2018 marks the 40th anniversary of the launch of China's reform and opening-up, but foreign investors are still restricted from swathes of industry in the world’s second-largest economy.
China ranks just 78th for ease of doing business and 130th for trading across borders, according to the World Bank.
Premier Li Keqiang used his March 5 work report to the National People's Congress to reiterate the need to further open the market to foreign investors. FinanceAsia welcomes the sentiment especially in the face of trade mounting tensions with the US, but is waiting for the words to be meaningfully put into practice.
Investors are eyeing the assets of China’s companies such as Anbang Insurance, Wanda and HNA, after a debt-fueled acquistion spree landed them in trouble with officials keen to rein in leverage across the country’s financial system.
In the case of Anbang, the China Insurance Regulatory Commission (CIRC) formally took custody of the erstwhile high-flying insurer on February 23. The watchdog indicated it would entertain offers for Anbang’s assets, a grab bag of hotels to banks.

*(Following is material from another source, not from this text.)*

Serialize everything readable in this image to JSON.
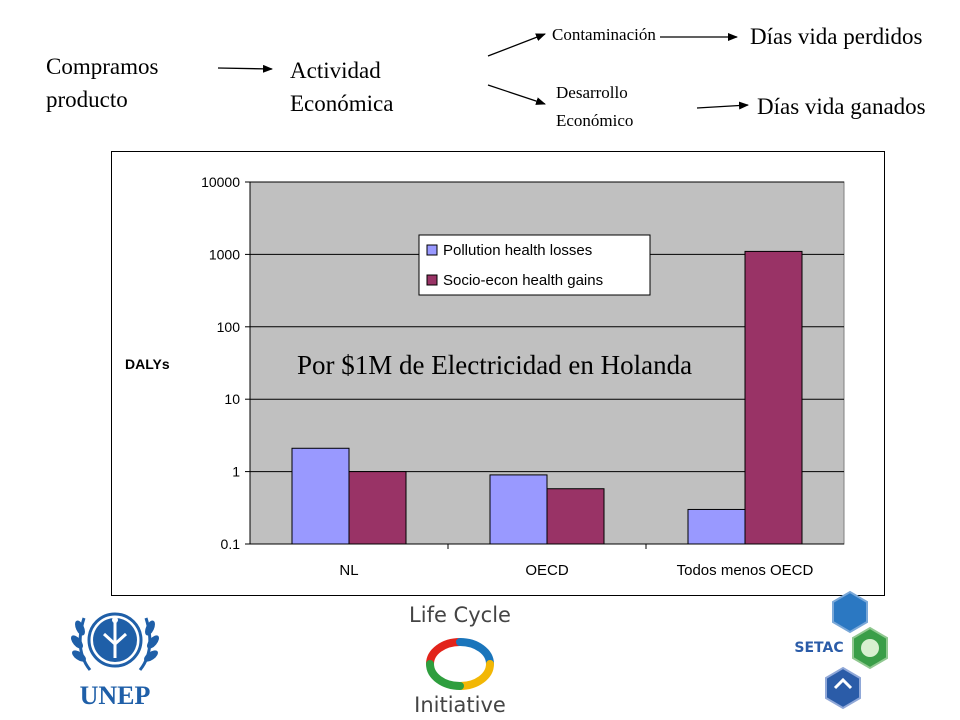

So, foreign private investors have a green light to bid?
It would seem so after China's Vice Finance Minister Zhu Guangyao announced plans to relax restrictions on foreign direct ownership of Chinese financial institutions during US President Donald Trump’s visit in November.
For instance, Zhu said an overseas investor would be able to own up to 51% of a life insurer, up from 49%. He added China would completely remove the cap after five years.
The catch: it remains unclear when China will implement the changes. Investors and their lawyers still keenly await a detailed draft of the proposed rules.
Another hiccup. There is confusion among the ranks of those Chinese bureaucrats on whose chops such deals depend. The backlog of mergers and acquisitions awaiting a decision is growing longer, regulators and investment bankers say.
This is partly because the architecture of China’s financial regulation is under review. The watchdogs are gradually being coalesced into a super regulator; the prototype appears to be the Financial Stability and Development Committee created in July.
To boot, a merger of the China Banking Regulatory Commission and the CIRC is on the cards according to Chinese media.
More broadly, foreign investors’ bugbear is the periodic disappearance of key decision makers.
President Xi Jinping’s anti-corruption campaign has led to the punishment of an unprecedented 1.5 million officials. The purge claimed the scalp of CIRC chairman Xiang Junbo, who lost his job in April 2017 for "serious disciplinary violations", a phrase that usually refers to graft. Insurance companies levered up under his watch. He has not yet been replaced.
Overweening political pressure looks set to continue. The Communist Party is extending its grip on power, eliminating the separation of party and state to a degree not seen since Mao Zedong’s rule.
This is all part of Xi’s grand scheme, which appears to have won widespread acquiescence in China given he has been able to scrap the two-term limit for the presidency.
So if China really does wants to attract private investors to help improve corporate governance, fund its ‘Belt and Road Initiative' trade scheme and improve profitability at sprawling state-owned enterprises, it is time to clarify the rules and play by them.